The cell lysates of GGNNV-infected GB cells were immunoprecipitated with anti-NNV coat protein antibody, anti-PABP antibody, or anti-ubiquitin antibody using a Pierce classic magnetic IP/co-IP kit (Thermo Scientific) according to the manufacturer’s protocol. Briefly, before immunoprecipitation, 50 μl of protein A/G magnetic beads (10 mg/ml in water) were washed twice with 1 ml ice-cold IP lysis/wash buffer, and then the beads were incubated with 5 μg antibody in 1.5 ml ice-cold IP lysis/wash buffer at 4 °C overnight with slow rotation. The supernatant was removed with the use of a magnetic stand. Then, the antibody-protein A/G beads were washed with 1 ml ice-cold IP lysis/wash buffer twice; samples were stored on ice prior to immunoprecipitation. After washing twice with ice-cold PBS, 1 × 10⁸ GGNNV-infected GB cells were harvested 18 hpi using a cell scraper and pelleted by centrifugation at 1,500 × g for 10 min at 4 °C. After the supernatants were discarded, the pellets were quickly disrupted on a vortex mixer and then lysed on ice in 1 ml of precooled IP lysis/wash buffer (25 mM Tris-HCl, 150 mM NaCl, 1 mM EDTA, 1 % NP-40, 5 % glycerol, pH 7.4) containing 10 μl of protease inhibitor cocktail (Tools, Taiwan) with gentle pipetting to dissolve the cell pellet completely. After centrifugation at 13,000 × g at 4 °C for 10 min, the supernatant protein extract was gently mixed with the prepared antibody-protein A/G beads in 5 ml of ice-cold IP lysis/wash buffer containing 40 μl of protease inhibitor cocktail at 4 °C overnight with slow rotation. The supernatant was removed with the use of a magnetic stand, and then the precipitate was washed twice with ice-cold IP lysis/wash buffer, 1 ml each. The pellet was then washed with 1 ml deionized distilled water once. After treating the precipitate with 50 μl of elution buffer (0.2 M glycine, pH 2.6) at RT for 10 min, the beads were magnetically separated, and the supernatant containing target antigen and coimmunoprecipitated proteins was transferred to a new tube. To neutralize the low pH, 5 μl neutralization buffer (0.5 M Tris-HCl, pH 8.0) was mixed with the eluate. The resultant precipitates were subjected to SDS-PAGE, silver staining, and immunoblotting. For 26S proteasome non-ATPase regulatory subunit 6-HA coimmunoprecipitation, the cell lysates of puromycin-selected, pPSMD6-HA-transfected, and GGNNV-infected GB cells were immunoprecipitated with an anti-HA antibody.

LC-MS/MS and MASCOT analysis.

Immunoprecipitated protein samples were subjected to analysis with a QSTAR XL hybrid LC-MS/MS system (AB SCIEX, USA) after trypsin digestion.
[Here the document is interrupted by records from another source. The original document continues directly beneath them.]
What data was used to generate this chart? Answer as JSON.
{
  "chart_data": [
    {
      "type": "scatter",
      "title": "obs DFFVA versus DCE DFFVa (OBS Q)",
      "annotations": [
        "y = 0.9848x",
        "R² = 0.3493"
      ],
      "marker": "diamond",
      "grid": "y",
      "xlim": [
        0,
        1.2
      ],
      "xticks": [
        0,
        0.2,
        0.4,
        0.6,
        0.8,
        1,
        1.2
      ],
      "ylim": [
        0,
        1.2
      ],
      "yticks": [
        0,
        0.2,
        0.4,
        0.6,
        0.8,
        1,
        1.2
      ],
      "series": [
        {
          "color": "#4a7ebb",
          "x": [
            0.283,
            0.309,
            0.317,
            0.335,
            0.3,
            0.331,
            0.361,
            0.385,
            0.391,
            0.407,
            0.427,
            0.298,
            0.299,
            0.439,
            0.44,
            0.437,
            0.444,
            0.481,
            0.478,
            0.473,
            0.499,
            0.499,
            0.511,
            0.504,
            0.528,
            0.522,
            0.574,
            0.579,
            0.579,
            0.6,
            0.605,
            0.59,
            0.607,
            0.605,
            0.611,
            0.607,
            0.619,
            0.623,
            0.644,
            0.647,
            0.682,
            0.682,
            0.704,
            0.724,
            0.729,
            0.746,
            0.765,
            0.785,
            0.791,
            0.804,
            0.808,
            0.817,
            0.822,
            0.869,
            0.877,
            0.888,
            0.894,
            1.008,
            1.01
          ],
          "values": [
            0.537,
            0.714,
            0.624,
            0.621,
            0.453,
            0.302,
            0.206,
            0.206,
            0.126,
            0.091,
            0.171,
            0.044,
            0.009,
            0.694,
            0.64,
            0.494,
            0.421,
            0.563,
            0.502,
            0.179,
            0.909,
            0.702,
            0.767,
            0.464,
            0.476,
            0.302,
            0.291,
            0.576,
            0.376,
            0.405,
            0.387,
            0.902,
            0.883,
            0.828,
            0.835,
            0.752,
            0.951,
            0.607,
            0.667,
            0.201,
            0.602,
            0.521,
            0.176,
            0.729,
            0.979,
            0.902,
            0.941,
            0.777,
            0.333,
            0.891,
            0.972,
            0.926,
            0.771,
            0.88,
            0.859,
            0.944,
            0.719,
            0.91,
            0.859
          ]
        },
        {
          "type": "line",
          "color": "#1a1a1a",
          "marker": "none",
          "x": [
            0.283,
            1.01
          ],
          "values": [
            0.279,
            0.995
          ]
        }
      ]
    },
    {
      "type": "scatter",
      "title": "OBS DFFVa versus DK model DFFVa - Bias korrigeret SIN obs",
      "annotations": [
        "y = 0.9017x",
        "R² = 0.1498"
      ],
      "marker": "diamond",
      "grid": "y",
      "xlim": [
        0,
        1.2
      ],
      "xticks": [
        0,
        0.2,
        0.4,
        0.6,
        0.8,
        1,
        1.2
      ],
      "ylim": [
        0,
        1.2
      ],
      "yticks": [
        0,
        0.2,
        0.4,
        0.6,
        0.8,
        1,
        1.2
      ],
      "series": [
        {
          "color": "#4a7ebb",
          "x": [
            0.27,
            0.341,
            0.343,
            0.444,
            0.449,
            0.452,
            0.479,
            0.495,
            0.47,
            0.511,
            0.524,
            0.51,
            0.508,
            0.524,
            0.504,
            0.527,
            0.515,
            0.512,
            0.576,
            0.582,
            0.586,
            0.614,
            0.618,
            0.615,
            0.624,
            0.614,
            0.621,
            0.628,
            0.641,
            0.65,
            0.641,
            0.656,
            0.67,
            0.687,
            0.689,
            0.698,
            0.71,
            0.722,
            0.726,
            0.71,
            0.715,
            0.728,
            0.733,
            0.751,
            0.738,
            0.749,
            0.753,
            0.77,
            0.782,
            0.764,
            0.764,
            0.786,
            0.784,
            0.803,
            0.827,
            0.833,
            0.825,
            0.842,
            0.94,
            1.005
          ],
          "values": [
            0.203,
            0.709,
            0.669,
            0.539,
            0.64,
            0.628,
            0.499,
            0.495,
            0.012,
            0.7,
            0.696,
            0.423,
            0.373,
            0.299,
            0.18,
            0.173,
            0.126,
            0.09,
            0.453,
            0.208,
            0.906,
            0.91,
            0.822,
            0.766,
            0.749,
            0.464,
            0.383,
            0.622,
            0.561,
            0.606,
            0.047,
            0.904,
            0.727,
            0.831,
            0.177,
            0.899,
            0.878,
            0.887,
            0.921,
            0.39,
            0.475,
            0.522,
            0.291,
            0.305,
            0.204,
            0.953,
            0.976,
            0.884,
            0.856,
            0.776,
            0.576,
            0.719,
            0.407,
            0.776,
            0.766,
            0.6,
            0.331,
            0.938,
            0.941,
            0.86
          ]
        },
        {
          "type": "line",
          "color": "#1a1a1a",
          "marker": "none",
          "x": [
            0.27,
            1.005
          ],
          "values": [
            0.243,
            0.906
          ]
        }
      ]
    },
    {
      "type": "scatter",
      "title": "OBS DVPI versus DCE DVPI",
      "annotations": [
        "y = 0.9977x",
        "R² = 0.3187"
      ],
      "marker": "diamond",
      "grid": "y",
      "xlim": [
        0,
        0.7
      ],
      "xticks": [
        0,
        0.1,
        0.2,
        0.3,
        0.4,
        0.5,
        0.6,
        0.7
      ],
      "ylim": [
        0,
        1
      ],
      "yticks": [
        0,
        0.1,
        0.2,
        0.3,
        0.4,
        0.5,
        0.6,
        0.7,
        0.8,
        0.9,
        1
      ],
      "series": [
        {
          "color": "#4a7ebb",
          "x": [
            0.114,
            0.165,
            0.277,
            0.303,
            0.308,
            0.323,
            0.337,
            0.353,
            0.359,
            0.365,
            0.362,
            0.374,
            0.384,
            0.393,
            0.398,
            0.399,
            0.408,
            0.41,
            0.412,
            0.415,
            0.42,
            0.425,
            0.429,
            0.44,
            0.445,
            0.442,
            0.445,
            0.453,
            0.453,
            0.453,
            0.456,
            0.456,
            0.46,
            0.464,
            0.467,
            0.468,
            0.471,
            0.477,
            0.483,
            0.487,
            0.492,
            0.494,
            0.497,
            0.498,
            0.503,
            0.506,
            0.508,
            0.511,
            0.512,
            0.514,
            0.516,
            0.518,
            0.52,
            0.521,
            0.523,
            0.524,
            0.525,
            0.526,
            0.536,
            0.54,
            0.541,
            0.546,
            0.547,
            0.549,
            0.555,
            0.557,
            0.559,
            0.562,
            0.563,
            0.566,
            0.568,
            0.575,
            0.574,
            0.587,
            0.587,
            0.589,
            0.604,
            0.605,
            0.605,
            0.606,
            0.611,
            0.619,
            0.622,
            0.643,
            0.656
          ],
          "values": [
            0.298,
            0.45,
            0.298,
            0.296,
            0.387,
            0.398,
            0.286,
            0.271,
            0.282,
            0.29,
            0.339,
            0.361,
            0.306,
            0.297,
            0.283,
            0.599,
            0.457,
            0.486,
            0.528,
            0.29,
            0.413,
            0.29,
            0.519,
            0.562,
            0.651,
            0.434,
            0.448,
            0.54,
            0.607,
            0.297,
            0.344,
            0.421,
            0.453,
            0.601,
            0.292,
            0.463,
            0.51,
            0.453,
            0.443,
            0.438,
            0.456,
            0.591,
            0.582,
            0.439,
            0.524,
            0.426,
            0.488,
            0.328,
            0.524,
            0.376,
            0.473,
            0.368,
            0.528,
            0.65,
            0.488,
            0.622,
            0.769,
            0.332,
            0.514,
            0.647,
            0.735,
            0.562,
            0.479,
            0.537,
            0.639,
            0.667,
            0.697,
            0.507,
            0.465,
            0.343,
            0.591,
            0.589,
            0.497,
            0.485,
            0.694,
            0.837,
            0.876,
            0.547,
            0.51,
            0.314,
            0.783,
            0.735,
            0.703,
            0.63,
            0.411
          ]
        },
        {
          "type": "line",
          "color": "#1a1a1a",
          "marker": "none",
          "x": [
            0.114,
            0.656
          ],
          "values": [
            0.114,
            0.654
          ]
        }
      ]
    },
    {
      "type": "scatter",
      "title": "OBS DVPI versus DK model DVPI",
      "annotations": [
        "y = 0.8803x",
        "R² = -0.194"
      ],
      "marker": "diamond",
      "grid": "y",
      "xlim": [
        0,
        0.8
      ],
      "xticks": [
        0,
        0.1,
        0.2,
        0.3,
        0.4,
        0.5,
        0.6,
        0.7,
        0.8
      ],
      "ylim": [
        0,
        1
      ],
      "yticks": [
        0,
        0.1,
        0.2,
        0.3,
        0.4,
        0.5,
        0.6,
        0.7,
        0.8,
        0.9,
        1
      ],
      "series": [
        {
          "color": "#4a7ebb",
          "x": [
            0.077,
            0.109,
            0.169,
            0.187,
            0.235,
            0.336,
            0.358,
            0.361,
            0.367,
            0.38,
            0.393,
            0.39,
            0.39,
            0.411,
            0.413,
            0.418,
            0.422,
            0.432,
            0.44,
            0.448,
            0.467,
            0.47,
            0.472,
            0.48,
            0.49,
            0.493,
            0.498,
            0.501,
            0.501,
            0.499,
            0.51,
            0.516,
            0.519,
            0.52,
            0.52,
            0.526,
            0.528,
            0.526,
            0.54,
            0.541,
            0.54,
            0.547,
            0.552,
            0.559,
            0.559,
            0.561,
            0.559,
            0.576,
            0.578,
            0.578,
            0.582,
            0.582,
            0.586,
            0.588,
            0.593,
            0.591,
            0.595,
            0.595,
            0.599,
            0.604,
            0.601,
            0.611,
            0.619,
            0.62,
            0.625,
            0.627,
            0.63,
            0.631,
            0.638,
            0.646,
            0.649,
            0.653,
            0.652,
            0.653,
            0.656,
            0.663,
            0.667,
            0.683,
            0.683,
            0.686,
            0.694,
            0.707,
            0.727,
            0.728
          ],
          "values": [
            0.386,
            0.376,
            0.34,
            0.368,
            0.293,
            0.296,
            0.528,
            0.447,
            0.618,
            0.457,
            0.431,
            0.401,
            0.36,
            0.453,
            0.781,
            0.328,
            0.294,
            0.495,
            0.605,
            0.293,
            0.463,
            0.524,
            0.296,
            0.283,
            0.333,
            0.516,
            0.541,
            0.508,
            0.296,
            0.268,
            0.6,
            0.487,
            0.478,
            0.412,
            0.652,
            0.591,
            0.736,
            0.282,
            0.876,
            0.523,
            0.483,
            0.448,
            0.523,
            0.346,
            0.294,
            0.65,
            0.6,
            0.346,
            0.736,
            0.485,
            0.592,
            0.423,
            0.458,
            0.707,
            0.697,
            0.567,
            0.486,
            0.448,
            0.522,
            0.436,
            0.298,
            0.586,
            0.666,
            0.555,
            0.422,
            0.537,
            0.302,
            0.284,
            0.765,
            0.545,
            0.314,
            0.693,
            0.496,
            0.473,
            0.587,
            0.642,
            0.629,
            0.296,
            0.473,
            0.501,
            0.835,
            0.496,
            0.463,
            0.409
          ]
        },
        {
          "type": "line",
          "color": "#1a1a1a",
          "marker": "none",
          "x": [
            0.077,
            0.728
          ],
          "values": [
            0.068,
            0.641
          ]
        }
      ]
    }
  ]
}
The peptide mass fingerprints were searched against the NCBI protein database using the MASCOT search engine (Matrix Science, London, UK).

Cytotoxicity assay.

GB cells were seeded on a 96-well culture plate for 15 h at 28 °C. Then, cells were incubated with L-15 medium containing 2 % FBS and supplemented with different concentrations of MG132 at 28 °C for 24 h. Cell viability was detected by absorbance at 450 nm, according to the manufacturer’s instructions for the CCK-8 kit (Sigma-Aldrich).

Statistical analysis.

Statistical data are reported as the mean ± standard deviation (SD). Statistically significant differences were identified by Student’s t test. A P value of less than 0.05 was considered to be statistically significant.

Data availability.

The GenBank accession numbers MW191575 and MW701372 are available for orange-spotted grouper PABP and PSMD6, respectively.